Un vero teorema della contrazione anagrafica dei diritti civili, che riduce gli spazi di agibilità democratica ad un’area di immaginifica fruibilità di azioni e comportamenti legati al soddisfacimento di interessi a pulsione immediata: un presentismo che nega la vita trascorsa come esperienza da mettere a disposizione delle generazioni future, che conculca l’idea stessa di cultura come insieme di valori esperiti e tramandati, che destina alla fascia della cosiddetta “terza età” occupazioni del tutto ininfluenti rispetto ad un contesto sociale. Insomma gli anziani messi al bando di ogni decisione, dovranno adeguarsi al voto dei loro eredi.

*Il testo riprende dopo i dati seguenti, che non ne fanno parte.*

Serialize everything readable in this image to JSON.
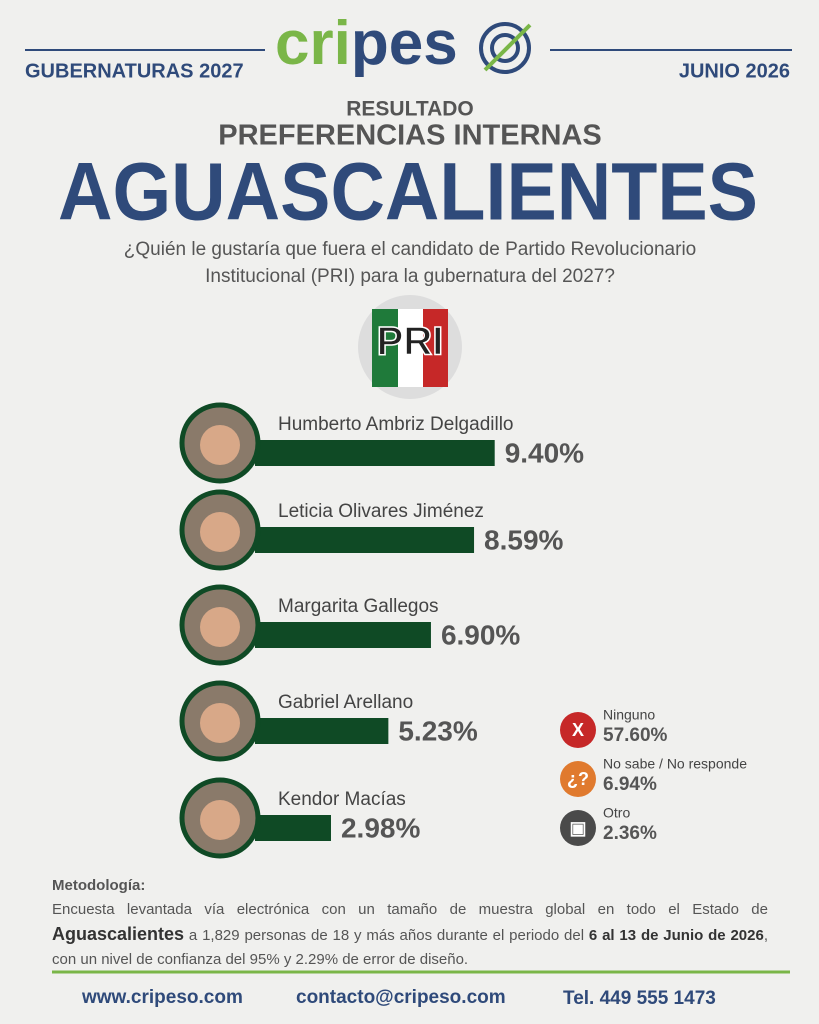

Si potrebbe cominciare paradossalmente dal condominio: già in quel contesto potrebbero votare solo gli infrasessantacinquenni (anche se si tratta di coloro che dopo aver lavorato una vita hanno potuto acquistare la casa di abitazione): quindi i figli, i nipoti e i pronipoti. Un giorno magari anche in qualche modo gli animali domestici poiché (lo dice una Sentenza di Cassazione) fanno già parte del nucleo familiare e – secondo un disegno di legge dell’On.le Michela Brambilla – potrebbero essere inseriti nello stato di famiglia.

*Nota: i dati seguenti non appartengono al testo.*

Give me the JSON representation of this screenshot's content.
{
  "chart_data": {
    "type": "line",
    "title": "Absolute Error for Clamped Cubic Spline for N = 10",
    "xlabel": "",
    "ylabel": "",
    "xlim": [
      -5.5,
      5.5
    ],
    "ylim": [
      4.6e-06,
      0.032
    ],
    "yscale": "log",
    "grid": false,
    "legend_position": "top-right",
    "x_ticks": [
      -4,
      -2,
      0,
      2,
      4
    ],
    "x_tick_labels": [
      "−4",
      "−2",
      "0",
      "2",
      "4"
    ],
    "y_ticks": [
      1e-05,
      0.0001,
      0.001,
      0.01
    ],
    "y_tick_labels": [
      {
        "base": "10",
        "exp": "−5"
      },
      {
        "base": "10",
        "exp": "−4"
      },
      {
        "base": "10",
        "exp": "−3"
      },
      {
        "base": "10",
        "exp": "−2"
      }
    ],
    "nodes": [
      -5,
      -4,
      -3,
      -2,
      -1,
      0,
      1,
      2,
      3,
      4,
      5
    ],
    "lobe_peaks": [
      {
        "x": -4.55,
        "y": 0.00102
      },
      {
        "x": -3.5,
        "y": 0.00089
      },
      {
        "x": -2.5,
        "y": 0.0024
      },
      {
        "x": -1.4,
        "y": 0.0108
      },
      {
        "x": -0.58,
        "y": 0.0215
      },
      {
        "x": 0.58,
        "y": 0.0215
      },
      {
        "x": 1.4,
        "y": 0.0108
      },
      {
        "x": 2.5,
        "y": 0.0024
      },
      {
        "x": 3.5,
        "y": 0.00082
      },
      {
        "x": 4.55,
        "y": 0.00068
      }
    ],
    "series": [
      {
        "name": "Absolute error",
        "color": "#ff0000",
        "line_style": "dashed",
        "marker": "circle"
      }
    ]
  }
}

Dopo il condominio tutto il resto: il comitato di quartiere, il comune, la regione, il parlamento.
Si arriverà dunque a realizzare l’idea non solo di una democrazia virtuale attraverso il web ma anche quello di una democrazia minoritaria, dalla quale gli anziani sarebbero espulsi come una categoria di soggetti defedati e condannati alla morte civile prima di quella fisica?

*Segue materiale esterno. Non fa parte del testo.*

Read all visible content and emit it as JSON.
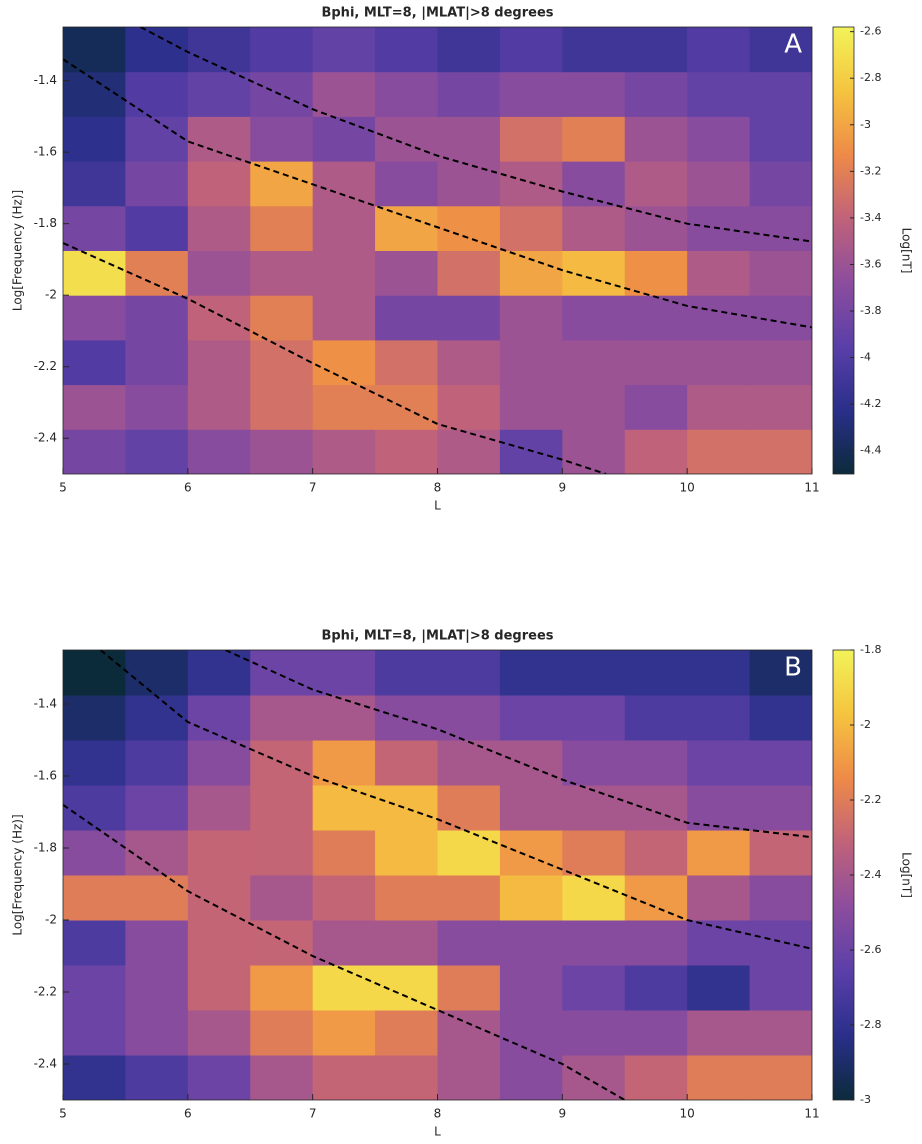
{
  "chart_data": [
    {
      "type": "heatmap",
      "title": "Bphi, MLT=8, |MLAT|>8 degrees",
      "xlabel": "L",
      "ylabel": "Log[Frequency (Hz)]",
      "annotation": "A",
      "x": [
        5,
        5.5,
        6,
        6.5,
        7,
        7.5,
        8,
        8.5,
        9,
        9.5,
        10,
        10.5,
        11
      ],
      "y": [
        -2.5,
        -2.375,
        -2.25,
        -2.125,
        -2,
        -1.875,
        -1.75,
        -1.625,
        -1.5,
        -1.375,
        -1.25
      ],
      "z": [
        [
          -3.8,
          -3.9,
          -3.7,
          -3.6,
          -3.5,
          -3.4,
          -3.5,
          -3.9,
          -3.6,
          -3.4,
          -3.3,
          -3.3
        ],
        [
          -3.6,
          -3.7,
          -3.5,
          -3.3,
          -3.2,
          -3.2,
          -3.4,
          -3.6,
          -3.6,
          -3.7,
          -3.5,
          -3.5
        ],
        [
          -4.0,
          -3.8,
          -3.5,
          -3.3,
          -3.1,
          -3.3,
          -3.5,
          -3.6,
          -3.6,
          -3.6,
          -3.6,
          -3.6
        ],
        [
          -3.7,
          -3.8,
          -3.4,
          -3.2,
          -3.5,
          -3.8,
          -3.8,
          -3.6,
          -3.7,
          -3.7,
          -3.7,
          -3.7
        ],
        [
          -2.7,
          -3.2,
          -3.6,
          -3.5,
          -3.5,
          -3.6,
          -3.3,
          -3.0,
          -2.9,
          -3.1,
          -3.5,
          -3.6
        ],
        [
          -3.8,
          -4.0,
          -3.5,
          -3.2,
          -3.5,
          -3.0,
          -3.1,
          -3.3,
          -3.5,
          -3.6,
          -3.7,
          -3.7
        ],
        [
          -4.1,
          -3.8,
          -3.4,
          -3.0,
          -3.5,
          -3.7,
          -3.6,
          -3.5,
          -3.7,
          -3.5,
          -3.6,
          -3.8
        ],
        [
          -4.2,
          -3.9,
          -3.5,
          -3.7,
          -3.8,
          -3.6,
          -3.6,
          -3.3,
          -3.2,
          -3.6,
          -3.7,
          -3.9
        ],
        [
          -4.3,
          -4.0,
          -3.9,
          -3.8,
          -3.6,
          -3.7,
          -3.8,
          -3.7,
          -3.7,
          -3.8,
          -3.9,
          -3.9
        ],
        [
          -4.4,
          -4.2,
          -4.1,
          -4.0,
          -3.9,
          -4.0,
          -4.1,
          -4.0,
          -4.1,
          -4.1,
          -4.0,
          -4.1
        ]
      ],
      "xlim": [
        5,
        11
      ],
      "ylim": [
        -2.5,
        -1.25
      ],
      "xticks": [
        5,
        6,
        7,
        8,
        9,
        10,
        11
      ],
      "yticks": [
        -2.4,
        -2.2,
        -2,
        -1.8,
        -1.6,
        -1.4
      ],
      "colorbar": {
        "label": "Log[nT]",
        "lim": [
          -4.5,
          -2.58
        ],
        "ticks": [
          -4.4,
          -4.2,
          -4,
          -3.8,
          -3.6,
          -3.4,
          -3.2,
          -3,
          -2.8,
          -2.6
        ]
      },
      "colormap": [
        "#0b2b3b",
        "#2a2f8a",
        "#5a3fa8",
        "#8c4d9e",
        "#c0627a",
        "#ee8a48",
        "#f5c43f",
        "#f2f35a"
      ],
      "lines": [
        {
          "color": "#000000",
          "x": [
            5,
            6,
            7,
            8,
            9,
            9.35
          ],
          "y": [
            -1.854,
            -2.01,
            -2.19,
            -2.36,
            -2.46,
            -2.5
          ]
        },
        {
          "color": "#000000",
          "x": [
            5,
            6,
            7,
            8,
            9,
            10,
            11
          ],
          "y": [
            -1.34,
            -1.57,
            -1.69,
            -1.81,
            -1.93,
            -2.03,
            -2.09
          ]
        },
        {
          "color": "#000000",
          "x": [
            5.62,
            6,
            7,
            8,
            9,
            10,
            11
          ],
          "y": [
            -1.25,
            -1.32,
            -1.48,
            -1.61,
            -1.71,
            -1.8,
            -1.85
          ]
        }
      ]
    },
    {
      "type": "heatmap",
      "title": "Bphi, MLT=8, |MLAT|>8 degrees",
      "xlabel": "L",
      "ylabel": "Log[Frequency (Hz)]",
      "annotation": "B",
      "x": [
        5,
        5.5,
        6,
        6.5,
        7,
        7.5,
        8,
        8.5,
        9,
        9.5,
        10,
        10.5,
        11
      ],
      "y": [
        -2.5,
        -2.375,
        -2.25,
        -2.125,
        -2,
        -1.875,
        -1.75,
        -1.625,
        -1.5,
        -1.375,
        -1.25
      ],
      "z": [
        [
          -2.8,
          -2.7,
          -2.6,
          -2.4,
          -2.3,
          -2.3,
          -2.4,
          -2.5,
          -2.4,
          -2.3,
          -2.2,
          -2.2
        ],
        [
          -2.6,
          -2.5,
          -2.4,
          -2.2,
          -2.1,
          -2.2,
          -2.4,
          -2.5,
          -2.5,
          -2.5,
          -2.4,
          -2.4
        ],
        [
          -2.6,
          -2.5,
          -2.3,
          -2.1,
          -1.9,
          -1.9,
          -2.2,
          -2.5,
          -2.6,
          -2.7,
          -2.8,
          -2.6
        ],
        [
          -2.7,
          -2.5,
          -2.3,
          -2.3,
          -2.4,
          -2.4,
          -2.5,
          -2.5,
          -2.5,
          -2.5,
          -2.6,
          -2.6
        ],
        [
          -2.2,
          -2.2,
          -2.3,
          -2.4,
          -2.3,
          -2.2,
          -2.2,
          -2.0,
          -1.9,
          -2.1,
          -2.4,
          -2.5
        ],
        [
          -2.5,
          -2.4,
          -2.3,
          -2.3,
          -2.2,
          -2.0,
          -1.9,
          -2.1,
          -2.2,
          -2.3,
          -2.1,
          -2.3
        ],
        [
          -2.7,
          -2.6,
          -2.4,
          -2.3,
          -2.0,
          -2.0,
          -2.2,
          -2.4,
          -2.4,
          -2.4,
          -2.5,
          -2.5
        ],
        [
          -2.8,
          -2.7,
          -2.5,
          -2.3,
          -2.1,
          -2.3,
          -2.4,
          -2.4,
          -2.5,
          -2.5,
          -2.6,
          -2.6
        ],
        [
          -2.9,
          -2.8,
          -2.6,
          -2.4,
          -2.4,
          -2.5,
          -2.5,
          -2.6,
          -2.6,
          -2.7,
          -2.7,
          -2.8
        ],
        [
          -3.0,
          -2.9,
          -2.8,
          -2.6,
          -2.6,
          -2.7,
          -2.7,
          -2.8,
          -2.8,
          -2.8,
          -2.8,
          -2.9
        ]
      ],
      "xlim": [
        5,
        11
      ],
      "ylim": [
        -2.5,
        -1.25
      ],
      "xticks": [
        5,
        6,
        7,
        8,
        9,
        10,
        11
      ],
      "yticks": [
        -2.4,
        -2.2,
        -2,
        -1.8,
        -1.6,
        -1.4
      ],
      "colorbar": {
        "label": "Log[nT]",
        "lim": [
          -3,
          -1.8
        ],
        "ticks": [
          -3,
          -2.8,
          -2.6,
          -2.4,
          -2.2,
          -2,
          -1.8
        ]
      },
      "colormap": [
        "#0b2b3b",
        "#2a2f8a",
        "#5a3fa8",
        "#8c4d9e",
        "#c0627a",
        "#ee8a48",
        "#f5c43f",
        "#f2f35a"
      ],
      "lines": [
        {
          "color": "#000000",
          "x": [
            5,
            6,
            7,
            8,
            9,
            9.5
          ],
          "y": [
            -1.68,
            -1.92,
            -2.1,
            -2.25,
            -2.4,
            -2.5
          ]
        },
        {
          "color": "#000000",
          "x": [
            5.3,
            6,
            7,
            8,
            9,
            10,
            11
          ],
          "y": [
            -1.25,
            -1.45,
            -1.6,
            -1.72,
            -1.86,
            -2,
            -2.08
          ]
        },
        {
          "color": "#000000",
          "x": [
            6.3,
            7,
            8,
            9,
            10,
            11
          ],
          "y": [
            -1.25,
            -1.36,
            -1.47,
            -1.61,
            -1.73,
            -1.77
          ]
        }
      ]
    }
  ]
}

Ma la lungimiranza del Grillo nazional-popolare previene le obiezioni: «La prima opposizione sarebbe quella della discriminazione, fondata sull’età. Ma è falso, affinché vi sia discriminazione vi deve essere un trattamento diverso tra due o più gruppi/identità basato su alcune caratteristiche arbitrarie. In questo caso, le politiche differenziate per età non dividono la popolazione in due o più gruppi, poiché tutti, alla fine, diventiamo anziani. Quindi non c’è ingiustizia».
In buona sostanza e per concludere: dopo una vita di lavoro, di fatiche e di esperienze (vero tesoro a disposizione dei giovani) ci attende una vecchiaia di marginalizzazione e di esclusione dalla vita democratica e – di converso – da quella sociale se è vero che la prima supporta la seconda.
Una bella soddisfazione, non c’è che dire.